No coração de Melhor é Impossível está Melvin Udall (Jack Nicholson), um escritor brilhante, porém insuportável, que repele qualquer forma de contato humano com sua grosseria e preconceito. Morando sozinho em Nova York, ele evita vizinhos, despreza estranhos e não faz questão de esconder sua intolerância. No entanto, sua rotina meticulosamente controlada sofre uma reviravolta quando seu vizinho Simon (Greg Kinnear), um artista gay, é atacado e Melvin se vê obrigado a cuidar de seu cachorro. Esse simples ato, aliado à relação com a garçonete Carol (Helen Hunt), inicia uma inesperada transformação em sua vida.

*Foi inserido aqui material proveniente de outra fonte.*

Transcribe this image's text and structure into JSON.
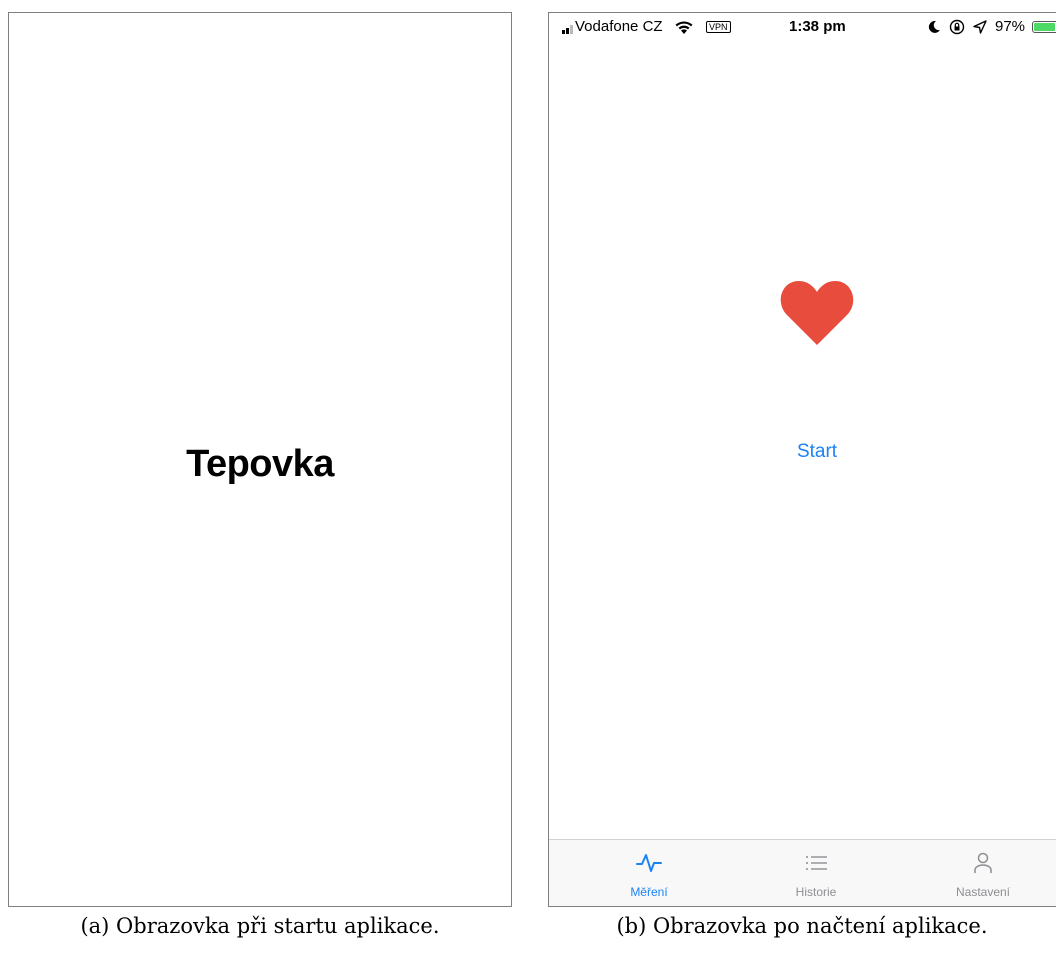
{
  "screen_a": {
    "title": "Tepovka"
  },
  "screen_b": {
    "status_bar": {
      "carrier": "Vodafone CZ",
      "vpn": "VPN",
      "time": "1:38 pm",
      "battery": "97%"
    },
    "battery_level": 0.97,
    "heart_color": "#e74c3c",
    "accent_color": "#1a82f5",
    "start_label": "Start",
    "tabs": [
      {
        "label": "Měření",
        "icon": "pulse-icon",
        "active": true
      },
      {
        "label": "Historie",
        "icon": "list-icon",
        "active": false
      },
      {
        "label": "Nastavení",
        "icon": "person-icon",
        "active": false
      }
    ]
  },
  "captions": {
    "a": "(a) Obrazovka při startu aplikace.",
    "b": "(b) Obrazovka po načtení aplikace."
  }
}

A narrativa de Melhor é Impossível segue um caminho previsível, mas encontra charme e originalidade nos detalhes. O roteiro equilibra momentos cômicos e dramáticos com habilidade, aproveitando-se da dinâmica entre personagens contrastantes para explorar mudanças sutis, mas significativas. O protagonista não se torna um homem completamente diferente do dia para a noite, e suas recaídas fazem parte do processo, tornando sua jornada mais crível. O filme constrói um retrato delicado sobre empatia e crescimento pessoal sem apelar para soluções fáceis.

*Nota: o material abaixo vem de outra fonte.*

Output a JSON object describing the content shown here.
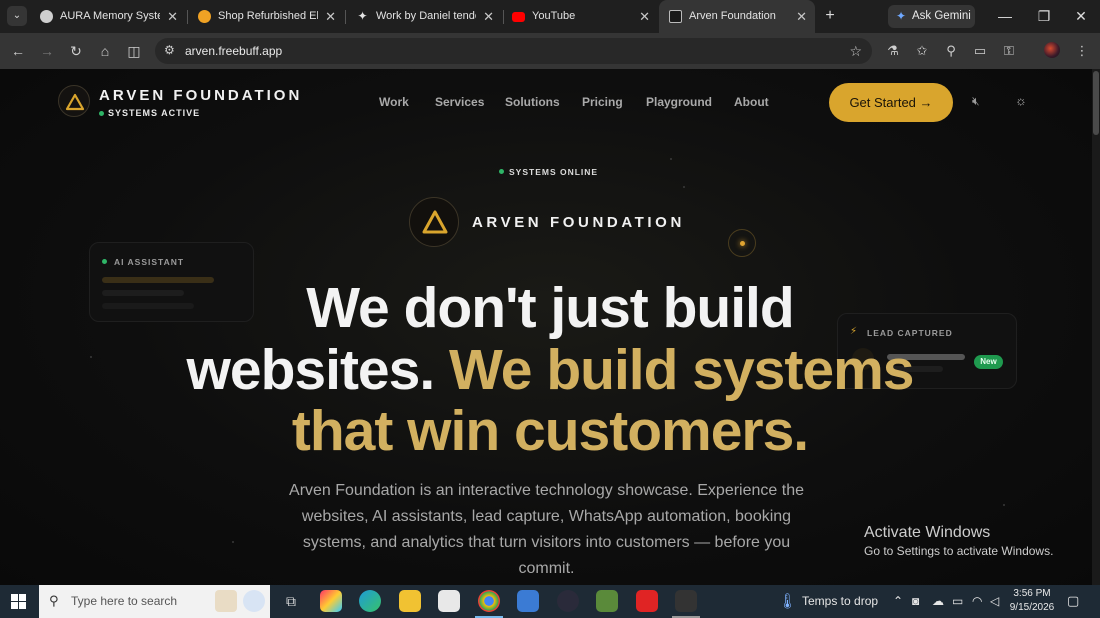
{
  "browser": {
    "tabs": [
      {
        "title": "AURA Memory System",
        "active": false
      },
      {
        "title": "Shop Refurbished EliteBook",
        "active": false
      },
      {
        "title": "Work by Daniel tendo",
        "active": false
      },
      {
        "title": "YouTube",
        "active": false
      },
      {
        "title": "Arven Foundation",
        "active": true
      }
    ],
    "ask_gemini": "Ask Gemini",
    "url": "arven.freebuff.app"
  },
  "site": {
    "brand_name": "ARVEN FOUNDATION",
    "brand_status": "SYSTEMS ACTIVE",
    "nav": [
      "Work",
      "Services",
      "Solutions",
      "Pricing",
      "Playground",
      "About"
    ],
    "cta_label": "Get Started",
    "cta_arrow": "→",
    "systems_online": "SYSTEMS ONLINE",
    "hero_brand": "ARVEN FOUNDATION",
    "ai_card_title": "AI ASSISTANT",
    "lead_card_title": "LEAD CAPTURED",
    "lead_badge": "New",
    "headline_line1": "We don't just build",
    "headline_line2_white": "websites.",
    "headline_line2_gold": "We build systems",
    "headline_line3_gold": "that win customers.",
    "description": "Arven Foundation is an interactive technology showcase. Experience the websites, AI assistants, lead capture, WhatsApp automation, booking systems, and analytics that turn visitors into customers — before you commit."
  },
  "os": {
    "activate_title": "Activate Windows",
    "activate_sub": "Go to Settings to activate Windows.",
    "search_placeholder": "Type here to search",
    "weather": "Temps to drop",
    "time": "3:56 PM",
    "date": "9/15/2026"
  },
  "colors": {
    "accent_gold": "#d9a52d",
    "headline_gold": "#d2b060",
    "status_green": "#2fb567"
  }
}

Jack Nicholson entrega uma atuação magnética, tornando Melvin fascinante mesmo em seus momentos mais detestáveis. Seu carisma natural e seu timing cômico garantem que o personagem, por mais rude que seja, nunca perca completamente a simpatia do público. Helen Hunt, por sua vez, dá vida a Carol com profundidade e vulnerabilidade, equilibrando a força e a exaustão de uma mãe solteira que precisa lutar para manter sua vida nos trilhos. A química entre os dois, no entanto, nunca se concretiza plenamente, o que enfraquece um pouco o aspecto romântico da história.

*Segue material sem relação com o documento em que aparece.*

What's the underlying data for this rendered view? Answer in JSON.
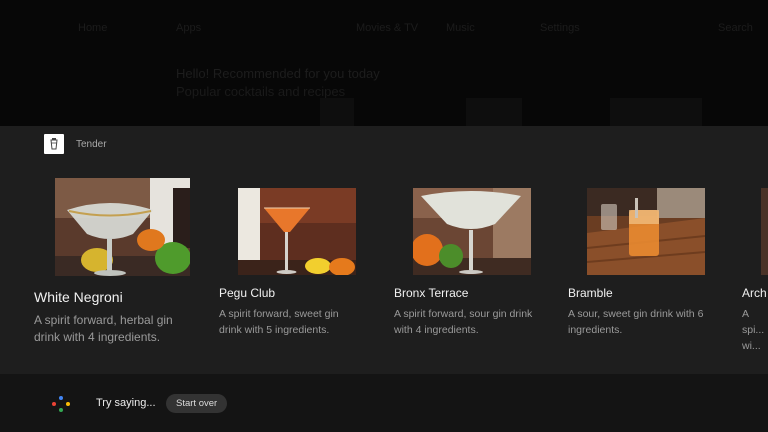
{
  "background_app": {
    "nav": [
      "Home",
      "Apps",
      "Movies & TV",
      "Music",
      "Settings",
      "Search"
    ],
    "title": "Hello! Recommended for you today",
    "subtitle": "Popular cocktails and recipes"
  },
  "app": {
    "name": "Tender",
    "icon": "cocktail-shaker-icon"
  },
  "cards": [
    {
      "title": "White Negroni",
      "description": "A spirit forward, herbal gin drink with 4 ingredients.",
      "image": "white-negroni-photo",
      "selected": true
    },
    {
      "title": "Pegu Club",
      "description": "A spirit forward, sweet gin drink with 5 ingredients.",
      "image": "pegu-club-photo",
      "selected": false
    },
    {
      "title": "Bronx Terrace",
      "description": "A spirit forward, sour gin drink with 4 ingredients.",
      "image": "bronx-terrace-photo",
      "selected": false
    },
    {
      "title": "Bramble",
      "description": "A sour, sweet gin drink with 6 ingredients.",
      "image": "bramble-photo",
      "selected": false
    },
    {
      "title": "Arch",
      "description": "A spi... wi...",
      "image": "arch-photo",
      "selected": false
    }
  ],
  "assistant": {
    "icon": "google-assistant-dots-icon",
    "prompt": "Try saying...",
    "suggestion": "Start over"
  },
  "colors": {
    "panel": "#1e1e1e",
    "assistant_bar": "#141414",
    "dot_blue": "#4285F4",
    "dot_red": "#EA4335",
    "dot_yellow": "#FBBC05",
    "dot_green": "#34A853"
  }
}
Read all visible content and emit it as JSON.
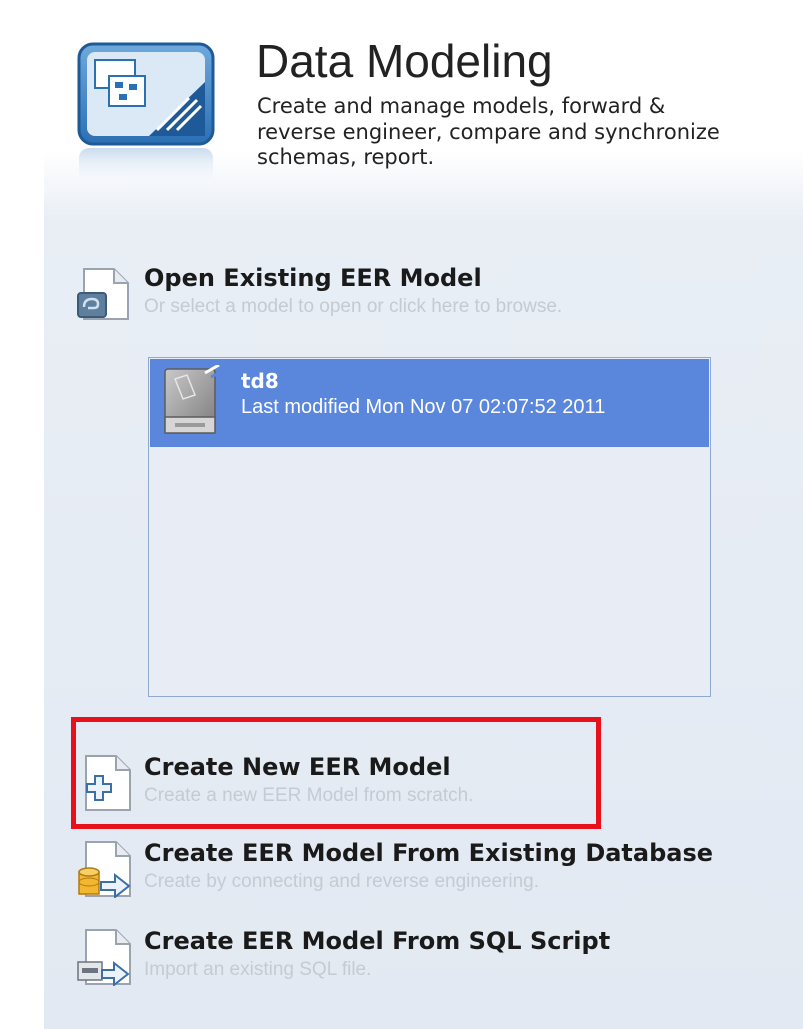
{
  "header": {
    "title": "Data Modeling",
    "subtitle": "Create and manage models, forward & reverse engineer, compare and synchronize schemas, report.",
    "icon": "data-modeling-icon"
  },
  "open_model": {
    "label": "Open Existing EER Model",
    "description": "Or select a model to open or click here to browse.",
    "icon": "open-folder-icon"
  },
  "model_list": {
    "items": [
      {
        "name": "td8",
        "modified": "Last modified Mon Nov 07 02:07:52 2011",
        "selected": true
      }
    ]
  },
  "actions": [
    {
      "label": "Create New EER Model",
      "description": "Create a new EER Model from scratch.",
      "icon": "new-document-plus-icon",
      "highlighted": true
    },
    {
      "label": "Create EER Model From Existing Database",
      "description": "Create by connecting and reverse engineering.",
      "icon": "database-arrow-icon"
    },
    {
      "label": "Create EER Model From SQL Script",
      "description": "Import an existing SQL file.",
      "icon": "sql-script-arrow-icon"
    }
  ],
  "colors": {
    "selection": "#5a86dc",
    "highlight_border": "#e8111b",
    "description_text": "#c6cad2"
  }
}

Greg Kinnear surpreende como Simon, trazendo nuances à sua interpretação de um homem ferido emocionalmente. Seu personagem não se limita a ser um contraponto para Melvin, mas possui sua própria trajetória de superação, o que fortalece o arco narrativo do filme. O elenco de apoio, incluindo Cuba Gooding Jr. e a sempre confiável Shirley Knight, contribui para dar mais camadas à história.

O diretor James L. Brooks conduz o filme com segurança, apostando no desenvolvimento dos personagens como seu maior trunfo. Apesar do ritmo um pouco arrastado em certos momentos, a história se mantém envolvente, oferecendo diálogos afiados e interações que oscilam entre o humor e a melancolia. A trilha sonora discreta e a fotografia funcional reforçam o tom aconchegante da produção, que se encaixa perfeitamente na categoria de feel good movie.

No fim, Melhor é Impossível não revoluciona o gênero, mas entrega uma experiência satisfatória ao explorar o impacto da convivência na transformação de um indivíduo. A mensagem é simples, mas poderosa: por mais fechado que alguém possa ser, a mudança é possível, desde que haja disposição para dar o primeiro passo. É um filme que faz rir, emociona e, ao menos por algumas horas, aquece o coração.